When it comes to filing your tax return, spending 39 cents could be the biggest mistake you ever make.

Millions of taxpayers make the mistake of putting their income tax return in a regular letter-sized envelope, sticking on a 39 cent stamp, and placing the envelope in the mailbox.

And millions of taxpayers “get away” with this mistake year after year.

Why do I say that putting your tax return in the mailbox is a mistake? Let me explain.

Every year, a small percentage of mail doesn’t get delivered. The U.S. Postal Service doesn’t like to admit this, but it’s true.

Furthermore, even if your tax return gets delivered to the IRS, every year a small percentage of tax returns get lost by the IRS.

Don’t believe me? I’ll never forget the day one of my clients showed me a letter he received from the IRS:

“We regret to inform you that we received your return…. but have lost it.”

Believe it or not, this actually happened!

So my question to you is this: What are you doing to do if this happens to you?

If your tax return doesn’t get delivered, or if it gets delivered but is subsequently lost inside the mammoth IRS, what are you going to do to prove that you actually mailed the return?

Just calling the IRS and saying, “Well, I mailed it on time.

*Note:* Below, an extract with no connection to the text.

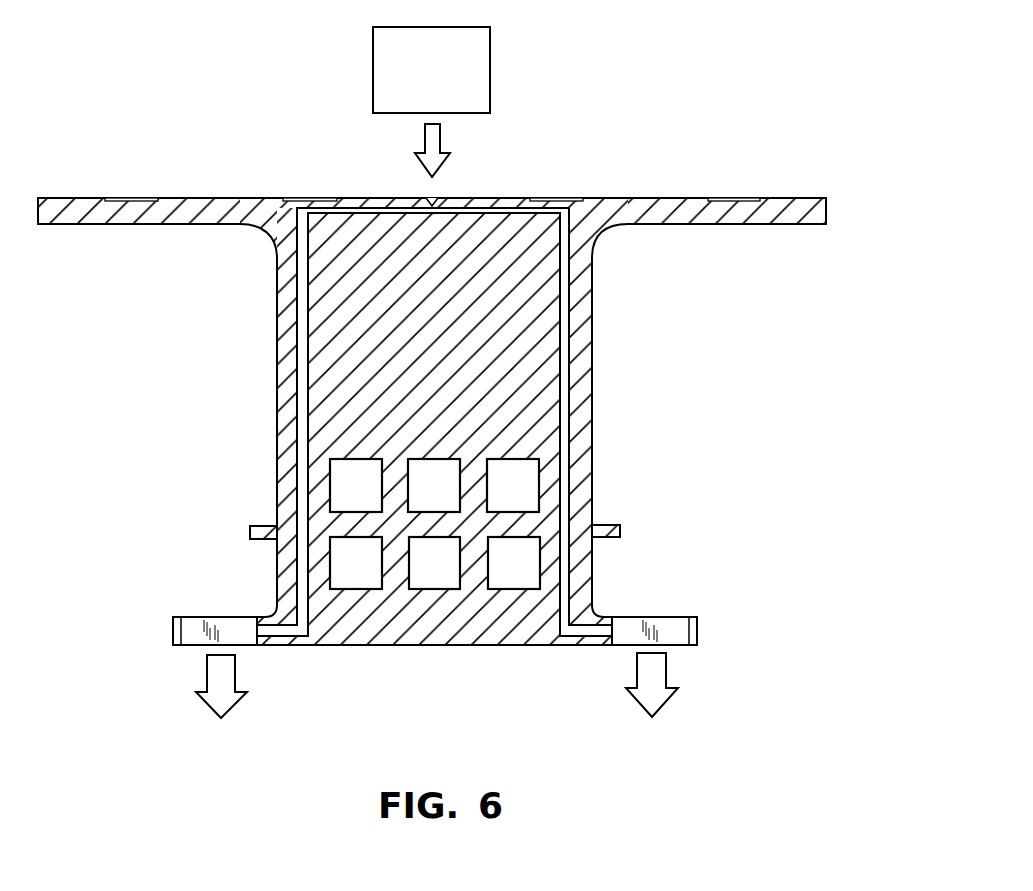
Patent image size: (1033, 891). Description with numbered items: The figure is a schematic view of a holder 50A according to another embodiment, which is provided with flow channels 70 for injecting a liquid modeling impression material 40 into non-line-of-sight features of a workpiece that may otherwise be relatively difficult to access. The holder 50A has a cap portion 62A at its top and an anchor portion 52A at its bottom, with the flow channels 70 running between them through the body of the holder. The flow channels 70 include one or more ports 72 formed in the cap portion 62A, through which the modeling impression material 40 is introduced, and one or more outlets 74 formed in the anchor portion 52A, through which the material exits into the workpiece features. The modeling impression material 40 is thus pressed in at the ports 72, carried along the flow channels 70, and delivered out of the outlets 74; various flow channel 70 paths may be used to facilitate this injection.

I know I did!” isn’t going to prove anything. And the burden to prove you mailed the return on time will rest on your shoulders.

You have two ways to solve this potentially dangerous problem:

OPTION #1: File your return electronically.

There are many benefits to e-filing:

– Accuracy. In order for a return to get e-filed it must pass several strict accuracy tests, thereby significantly reducing the chance of human error. E-filed returns are subject to this level of scrutiny at the point of origination.

– Security. The filer creates his own electronic signature, resulting in a truly paperless experience.

– Speed. If you’re due a refund, it can take 6-8 weeks with a paper return. Combined with direct deposit, your e-filed return will generate a refund in as little as 10 days.